This project was developed as part of ML Reproducibility Challenge 2020 and Spring 2021 and aims to reproduce results from paper D3S - A Discriminative Single Shot Segmentation Tracker. The paper describes new neural network architecture - D3S - for both visual object tracking and video object segmentation. Original implementation can be found here.
In our reproducibility study, we focused on training and evaluation of D3S for visual object tracking tasks due to limited time.
Our work is based on code provided by the authors of the original paper. The training code was reorganized and partially re-implemented. As a result, our version consists of only the most necessary code (the original code consists of other experiments not presented in the paper). For model evaluation, we use the pytracking framework following the authors of the original article.
We use NVIDIA Tesla V100
GPU with CUDA 9.2
and pytorch 1.7.1
for model training and validation. For model training you need to download yotube-vos 2018 dataset in DATA/
folder and run:
python -m experiments.run_training
For model evaluation you need to download vot2016, vot2108, GOT10-K and TrackingNet datasets, set correct paths in pytracking/evaluation/local.py
and run:
- vot2016 dataset:
python pytracking/run_tracker.py segm default_params --dataset vot16
- vot2018 dataset:
python pytracking/run_tracker.py segm default_params --dataset vot18
- GOT10-k dataset:
python pytracking/run_tracker.py segm default_params --dataset gotv
- TrackingNet dataset:
python pytracking/run_tracker.py segm default_params --dataset tn
The tools provided with the datasets were used to calculate the metrics.

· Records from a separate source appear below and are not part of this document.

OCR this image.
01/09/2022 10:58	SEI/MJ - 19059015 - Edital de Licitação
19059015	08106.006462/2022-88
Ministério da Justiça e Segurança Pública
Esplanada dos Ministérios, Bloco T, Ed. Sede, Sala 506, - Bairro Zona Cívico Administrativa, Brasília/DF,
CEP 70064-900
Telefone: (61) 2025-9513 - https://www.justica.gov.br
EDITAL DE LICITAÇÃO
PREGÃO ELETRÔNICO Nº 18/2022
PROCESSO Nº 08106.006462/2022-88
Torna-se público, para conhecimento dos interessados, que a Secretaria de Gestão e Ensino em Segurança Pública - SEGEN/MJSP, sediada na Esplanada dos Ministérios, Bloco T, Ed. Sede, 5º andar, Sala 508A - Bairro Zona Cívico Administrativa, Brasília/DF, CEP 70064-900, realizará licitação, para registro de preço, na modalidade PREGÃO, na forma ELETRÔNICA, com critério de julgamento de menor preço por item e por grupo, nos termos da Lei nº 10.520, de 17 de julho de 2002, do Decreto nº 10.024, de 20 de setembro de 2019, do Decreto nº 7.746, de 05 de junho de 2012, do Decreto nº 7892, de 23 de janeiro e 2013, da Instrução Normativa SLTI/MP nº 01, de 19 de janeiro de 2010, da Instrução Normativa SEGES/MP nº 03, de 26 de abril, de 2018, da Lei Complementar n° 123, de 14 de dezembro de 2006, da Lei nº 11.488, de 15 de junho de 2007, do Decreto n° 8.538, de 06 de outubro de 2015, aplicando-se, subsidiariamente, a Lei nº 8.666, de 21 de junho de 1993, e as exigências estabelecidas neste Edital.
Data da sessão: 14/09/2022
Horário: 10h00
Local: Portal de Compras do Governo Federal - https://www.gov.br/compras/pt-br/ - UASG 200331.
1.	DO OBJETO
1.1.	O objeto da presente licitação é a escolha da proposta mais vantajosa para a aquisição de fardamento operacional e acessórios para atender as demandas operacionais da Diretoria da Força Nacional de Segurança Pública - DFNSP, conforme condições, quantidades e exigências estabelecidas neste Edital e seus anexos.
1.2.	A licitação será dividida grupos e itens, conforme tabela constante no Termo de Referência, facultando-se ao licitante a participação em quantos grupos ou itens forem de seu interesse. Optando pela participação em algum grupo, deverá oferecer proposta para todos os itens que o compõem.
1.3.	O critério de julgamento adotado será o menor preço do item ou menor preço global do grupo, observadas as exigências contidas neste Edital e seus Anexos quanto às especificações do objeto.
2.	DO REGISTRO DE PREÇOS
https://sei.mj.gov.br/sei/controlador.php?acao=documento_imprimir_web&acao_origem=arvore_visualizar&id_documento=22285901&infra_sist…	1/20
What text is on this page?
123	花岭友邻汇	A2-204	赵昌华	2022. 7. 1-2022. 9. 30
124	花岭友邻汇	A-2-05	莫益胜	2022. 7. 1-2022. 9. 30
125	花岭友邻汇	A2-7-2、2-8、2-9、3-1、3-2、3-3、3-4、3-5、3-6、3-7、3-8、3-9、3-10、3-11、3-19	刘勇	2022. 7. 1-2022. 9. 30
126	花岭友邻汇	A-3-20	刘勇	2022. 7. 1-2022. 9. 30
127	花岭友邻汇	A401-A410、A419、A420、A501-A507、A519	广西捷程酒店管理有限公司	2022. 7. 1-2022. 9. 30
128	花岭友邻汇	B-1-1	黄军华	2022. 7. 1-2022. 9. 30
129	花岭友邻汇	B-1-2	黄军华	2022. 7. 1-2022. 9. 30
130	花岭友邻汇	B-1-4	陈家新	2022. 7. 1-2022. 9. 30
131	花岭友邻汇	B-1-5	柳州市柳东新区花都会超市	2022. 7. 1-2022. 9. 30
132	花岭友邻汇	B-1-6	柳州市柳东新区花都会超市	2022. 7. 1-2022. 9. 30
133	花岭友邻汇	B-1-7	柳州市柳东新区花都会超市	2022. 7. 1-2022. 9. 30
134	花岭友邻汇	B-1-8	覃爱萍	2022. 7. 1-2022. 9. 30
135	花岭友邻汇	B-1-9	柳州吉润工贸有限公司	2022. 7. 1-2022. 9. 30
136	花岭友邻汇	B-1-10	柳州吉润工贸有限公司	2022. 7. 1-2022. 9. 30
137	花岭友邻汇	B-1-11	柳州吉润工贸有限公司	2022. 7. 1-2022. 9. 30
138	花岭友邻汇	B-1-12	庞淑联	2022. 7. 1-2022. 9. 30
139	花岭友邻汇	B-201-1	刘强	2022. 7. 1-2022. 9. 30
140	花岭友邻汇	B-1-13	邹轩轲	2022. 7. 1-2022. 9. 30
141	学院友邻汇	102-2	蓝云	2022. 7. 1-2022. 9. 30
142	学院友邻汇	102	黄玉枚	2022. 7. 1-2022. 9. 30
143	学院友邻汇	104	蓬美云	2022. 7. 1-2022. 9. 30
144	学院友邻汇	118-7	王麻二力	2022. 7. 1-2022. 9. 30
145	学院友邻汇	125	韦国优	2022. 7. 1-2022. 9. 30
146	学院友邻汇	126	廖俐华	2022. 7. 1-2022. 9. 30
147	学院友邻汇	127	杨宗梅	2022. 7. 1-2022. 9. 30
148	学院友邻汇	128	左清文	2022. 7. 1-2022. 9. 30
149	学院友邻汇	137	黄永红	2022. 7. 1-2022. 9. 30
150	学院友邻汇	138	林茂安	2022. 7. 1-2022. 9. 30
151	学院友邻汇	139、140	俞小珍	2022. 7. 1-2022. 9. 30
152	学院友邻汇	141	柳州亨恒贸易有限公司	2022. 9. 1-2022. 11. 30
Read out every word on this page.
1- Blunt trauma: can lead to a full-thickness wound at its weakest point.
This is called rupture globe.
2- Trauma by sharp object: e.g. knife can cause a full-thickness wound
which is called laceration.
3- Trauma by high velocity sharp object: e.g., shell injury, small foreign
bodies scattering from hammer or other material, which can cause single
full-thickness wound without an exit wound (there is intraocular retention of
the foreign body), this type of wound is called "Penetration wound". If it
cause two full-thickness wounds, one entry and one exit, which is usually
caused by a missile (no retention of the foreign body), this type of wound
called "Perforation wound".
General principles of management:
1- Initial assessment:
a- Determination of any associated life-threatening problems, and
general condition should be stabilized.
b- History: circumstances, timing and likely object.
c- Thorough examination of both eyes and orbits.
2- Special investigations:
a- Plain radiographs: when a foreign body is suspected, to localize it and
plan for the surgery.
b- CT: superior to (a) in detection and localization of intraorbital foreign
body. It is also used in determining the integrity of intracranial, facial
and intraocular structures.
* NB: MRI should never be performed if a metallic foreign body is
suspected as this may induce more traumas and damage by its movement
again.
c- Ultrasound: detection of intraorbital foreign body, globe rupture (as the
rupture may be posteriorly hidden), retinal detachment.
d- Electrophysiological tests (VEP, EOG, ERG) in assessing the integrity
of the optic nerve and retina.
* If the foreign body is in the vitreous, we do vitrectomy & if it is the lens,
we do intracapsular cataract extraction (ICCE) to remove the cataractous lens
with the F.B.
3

Below is a comparison of the results obtained with those given in the original article:
Dataset | Metric | Our result | Original result |
---|---|---|---|
vot 2016 | EAO | 0.494 | 0.493 |
Acc. | 0.67 | 0.66 | |
Rob. | 0.131 | 0.131 | |
vot 2018 | EAO | 0.487 | 0.489 |
Acc. | 0.63 | 0.64 | |
Rob. | 0.153 | 0.150 | |
GOT10-k | AO | 0.60 | 59.7 |
SR0.75 | 47.3 | 46.2 | |
SR0.5 | 68.6 | 67.6 | |
TrackingNet | AUC | 72.8 | 72.8 |
Prec. | 66.5 | 66.4 | |
Prec.N | 76.8 | 76.8 |
Training takes 16 hours. Evaluation speed listed in table below:
Dataset | vot2016 | vot2018 | GOT10-k | TrackingNet |
---|---|---|---|---|
Our FPS | 22 | 21 | 16 | 23 |
In the original paper 25fps evaluation speed was reported.